The IPKat brings news of a decision of the Trade Mark Registry.

Thatcher's children will be familiar with the band Frankie Goes to Hollywood. The band had a number of chart hits. The lead singer was Holly Johnson, although the band also had (at various times) four other members. Johnson left to pursue a solo career in 1987, upon which the band ceased performing. However, they reformed, minus Johnson and with a new lead vocalist, for the 'Bands Reunited' TV programme in 2003.

In April 2004, Johnson applied to register FRANKIE GOES TO HOLLYWOOD as a trade mark in various classes. The remaining band members opposed the application, citing an earlier right protected by passing off and bad faith.

Mr Hearing Officer Foley allowed the opposition on both grounds.

The key issue for s.5(4) (passing off) was whether the goodwill gravitated to Johnson alone, as the lead singer, or whether it could be attributed to the band as a whole.

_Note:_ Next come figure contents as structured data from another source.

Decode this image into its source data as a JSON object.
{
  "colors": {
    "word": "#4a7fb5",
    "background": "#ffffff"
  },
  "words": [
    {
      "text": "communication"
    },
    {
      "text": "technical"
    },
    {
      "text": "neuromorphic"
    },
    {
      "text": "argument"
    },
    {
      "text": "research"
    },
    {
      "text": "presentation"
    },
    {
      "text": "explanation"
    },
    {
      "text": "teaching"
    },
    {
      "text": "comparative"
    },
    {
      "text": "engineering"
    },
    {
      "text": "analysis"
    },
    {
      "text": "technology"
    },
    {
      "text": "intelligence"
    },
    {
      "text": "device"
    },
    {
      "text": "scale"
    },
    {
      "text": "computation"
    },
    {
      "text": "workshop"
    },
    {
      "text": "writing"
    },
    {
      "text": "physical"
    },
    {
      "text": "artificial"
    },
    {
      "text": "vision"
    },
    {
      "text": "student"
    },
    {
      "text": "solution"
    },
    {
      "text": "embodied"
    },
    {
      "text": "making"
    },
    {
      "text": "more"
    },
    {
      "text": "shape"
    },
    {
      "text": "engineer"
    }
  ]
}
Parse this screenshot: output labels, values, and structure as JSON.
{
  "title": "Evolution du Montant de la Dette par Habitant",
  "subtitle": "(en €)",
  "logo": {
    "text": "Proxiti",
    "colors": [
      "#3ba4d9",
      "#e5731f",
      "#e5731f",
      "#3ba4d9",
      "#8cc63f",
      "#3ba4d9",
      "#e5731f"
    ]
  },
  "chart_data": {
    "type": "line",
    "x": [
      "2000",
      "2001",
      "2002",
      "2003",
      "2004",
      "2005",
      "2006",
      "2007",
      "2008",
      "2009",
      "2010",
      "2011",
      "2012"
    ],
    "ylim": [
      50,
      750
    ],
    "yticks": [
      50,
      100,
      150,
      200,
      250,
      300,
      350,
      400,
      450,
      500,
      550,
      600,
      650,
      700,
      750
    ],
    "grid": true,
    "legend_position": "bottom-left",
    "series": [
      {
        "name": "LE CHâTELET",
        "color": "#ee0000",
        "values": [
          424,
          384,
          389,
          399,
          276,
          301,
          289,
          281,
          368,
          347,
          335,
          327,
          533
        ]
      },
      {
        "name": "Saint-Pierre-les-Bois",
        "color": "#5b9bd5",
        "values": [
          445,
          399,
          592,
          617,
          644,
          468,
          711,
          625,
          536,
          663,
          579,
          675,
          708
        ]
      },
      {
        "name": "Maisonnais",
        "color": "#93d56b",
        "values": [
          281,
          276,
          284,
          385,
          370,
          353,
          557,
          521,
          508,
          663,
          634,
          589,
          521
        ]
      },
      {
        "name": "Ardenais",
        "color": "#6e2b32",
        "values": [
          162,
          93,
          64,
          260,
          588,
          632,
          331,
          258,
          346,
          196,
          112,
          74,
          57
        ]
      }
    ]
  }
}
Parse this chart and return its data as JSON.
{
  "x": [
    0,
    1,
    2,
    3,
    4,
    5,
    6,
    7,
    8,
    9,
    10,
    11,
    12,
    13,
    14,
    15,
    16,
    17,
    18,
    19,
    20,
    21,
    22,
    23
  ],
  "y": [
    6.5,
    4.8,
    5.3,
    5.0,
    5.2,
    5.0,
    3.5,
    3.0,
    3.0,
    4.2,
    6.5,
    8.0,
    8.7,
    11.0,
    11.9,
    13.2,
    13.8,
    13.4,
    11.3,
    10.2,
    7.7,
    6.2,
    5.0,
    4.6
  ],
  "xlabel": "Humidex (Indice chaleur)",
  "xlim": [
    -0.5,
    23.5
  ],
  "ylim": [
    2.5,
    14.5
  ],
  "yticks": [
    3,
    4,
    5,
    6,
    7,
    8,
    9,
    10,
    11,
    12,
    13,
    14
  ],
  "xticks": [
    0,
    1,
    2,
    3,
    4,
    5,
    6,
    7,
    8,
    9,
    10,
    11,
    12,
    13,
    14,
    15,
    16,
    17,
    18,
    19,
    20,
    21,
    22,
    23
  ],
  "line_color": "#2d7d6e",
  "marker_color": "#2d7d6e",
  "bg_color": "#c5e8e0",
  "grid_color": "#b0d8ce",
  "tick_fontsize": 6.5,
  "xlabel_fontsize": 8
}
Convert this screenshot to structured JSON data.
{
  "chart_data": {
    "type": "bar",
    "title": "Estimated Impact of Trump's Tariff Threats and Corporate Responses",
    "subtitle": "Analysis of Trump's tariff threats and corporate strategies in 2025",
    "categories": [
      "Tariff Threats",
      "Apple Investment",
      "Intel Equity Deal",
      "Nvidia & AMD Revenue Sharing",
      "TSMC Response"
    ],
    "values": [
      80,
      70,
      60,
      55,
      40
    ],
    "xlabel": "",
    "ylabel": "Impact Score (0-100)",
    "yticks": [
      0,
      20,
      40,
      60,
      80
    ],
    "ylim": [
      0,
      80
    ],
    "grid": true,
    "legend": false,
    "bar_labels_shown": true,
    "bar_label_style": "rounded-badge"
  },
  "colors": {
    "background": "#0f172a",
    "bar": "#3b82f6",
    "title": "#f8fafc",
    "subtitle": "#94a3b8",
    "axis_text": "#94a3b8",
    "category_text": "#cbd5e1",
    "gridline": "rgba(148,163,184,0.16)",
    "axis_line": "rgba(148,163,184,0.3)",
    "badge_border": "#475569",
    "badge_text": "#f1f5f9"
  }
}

It was irrelevant that Johnson had thought of the name, and it was likewise irrelevant that it was somewhat creative. The legal arrangements in force meant that, at the time Johnson left the band, it existed as a partnership at will, meaning that any goodwill attached to the partnership, rather than its individual members.

The fact that the band was asked to reform for 'Bands Reunited' meant that any goodwill in the original band survived until 2003, and was bolstered by rereleases etc and the fact that legal action had been taken against others trying to use similar names during that period. However, this goodwill would not have accrued to the reformed band. This residual goodwill resided in the partnership, rather than the individual band members, and therefore Holly Johnson's attempt to register the mark on his own amounted to a misrepresentaiton that would lead to passing off.

Johnson had also acted in bad faith. He applied to register the application without the knowleged of the other band members and to monopolise the name in a way that would stop them from using it. It was irrelevant that he believed that he owned the name, and so thought he was acting acceptably.

The IPKat wonders whether the position would be the same in a situation where the band was known by the name of the lead singer, such as Cliff Richard & The Shadows. An argument could be made for saying that the lead singer wouldn't acquire any of the goodwill of the band name (as opposed to his own) since his name would be clearly separated from that of the band.